The case against it is price and pilot speed. Dictation Direct, an authorized reseller, lists $369/mo per provider plus a $700 setup fee on a 12-month commitment, and DictationOne, a second authorized reseller, lists $600/mo per user. And the published clinical evidence on documentation time is more honest than the marketing: a 2025 randomized trial found this Microsoft AI scribe significantly improved burnout and cognitive load, but documentation time reduction was 1.7% and was not statistically significant. The burnout effect is real; the time-savings claim is softer than the brochure suggests.
When Suki earns its slot
Suki is the only top-tier product that publicly markets itself as a true multi-EHR ambient assistant. Suki now publicly markets deep, real-time integrations with Epic, Oracle Health, athenahealth, and MEDITECH, billed on its homepage as “the most embedded ambient AI solution on the market.” For a cardiology, orthopedics, or behavioral-health group on Cerner or athenahealth, where Abridge’s depth is Epic-first, that matters.

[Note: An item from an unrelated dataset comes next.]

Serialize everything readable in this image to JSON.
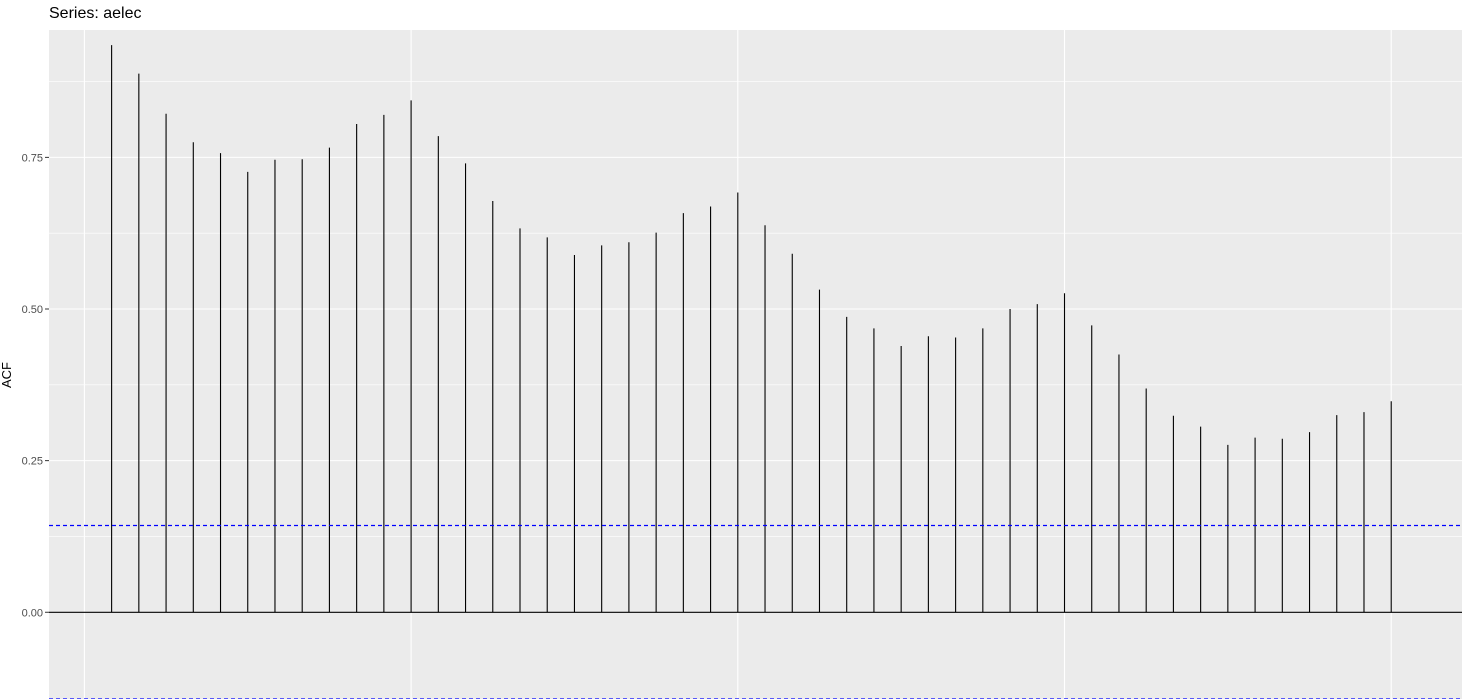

It earns its rank on a real second feature: Suki’s distinguishing feature is its voice command system. Clinicians can speak natural-language commands to interact with their EHR, ordering medications, adding diagnoses, navigating charts, and querying patient records, all without touching a keyboard or mouse. The drop in our rating is the price. Suki Assistant at roughly $399 per provider per month includes everything in Compose plus advanced voice-command EHR navigation, order entry, lab result retrieval, and enterprise-level security features, which is the most expensive seat in our test.
What didn’t make the cut
Heidi Health is the one product in this test we didn’t recommend, and the call is recent. The product is genuinely capable on multilingual capture and template customization, but the U.S. value calculation broke in early 2026. The Clinician plan increased substantially with the February 2026 rebrand: for U.S. practices evaluating Heidi today, $150/month on annual billing is the standard paid option.
Two specifics force the Not Recommended mark. The first is BAA gating: HIPAA compliance is available for US practices, but a signed BAA requires the Practice tier or above; it isn’t included on the Clinician plan or lower. The second is EHR write-back at the price: EHR write-back is not included in the Clinician plan. At $150/month, notes must be manually transferred to the EHR, and push-to-chart requires the Practice tier or above, both of which are custom-quoted. A $150/month plan that ships neither a signed BAA nor push-to-chart isn’t the same product Heidi was a year ago, and we can’t recommend it over Freed Core at $79/month, which ships both.
A real-world reliability flag compounds the value problem. As of May 2026, Heidi Health’s Trustpilot score has fallen to 3.3 out of 5 across 481 reviews, and the most recent reviews are dominated by 1-star reports from clinicians in at least six countries (Australia, the UK, the US, Canada, New Zealand, and Germany). The recurring complaint is the one that matters most for an AI medical scribe: lost recordings and dropped patient sessions. Heidi remains a credible free-tier tool for trainees and locums outside the U.S., but at U.S. paid pricing in 2026 it falls short of the bar.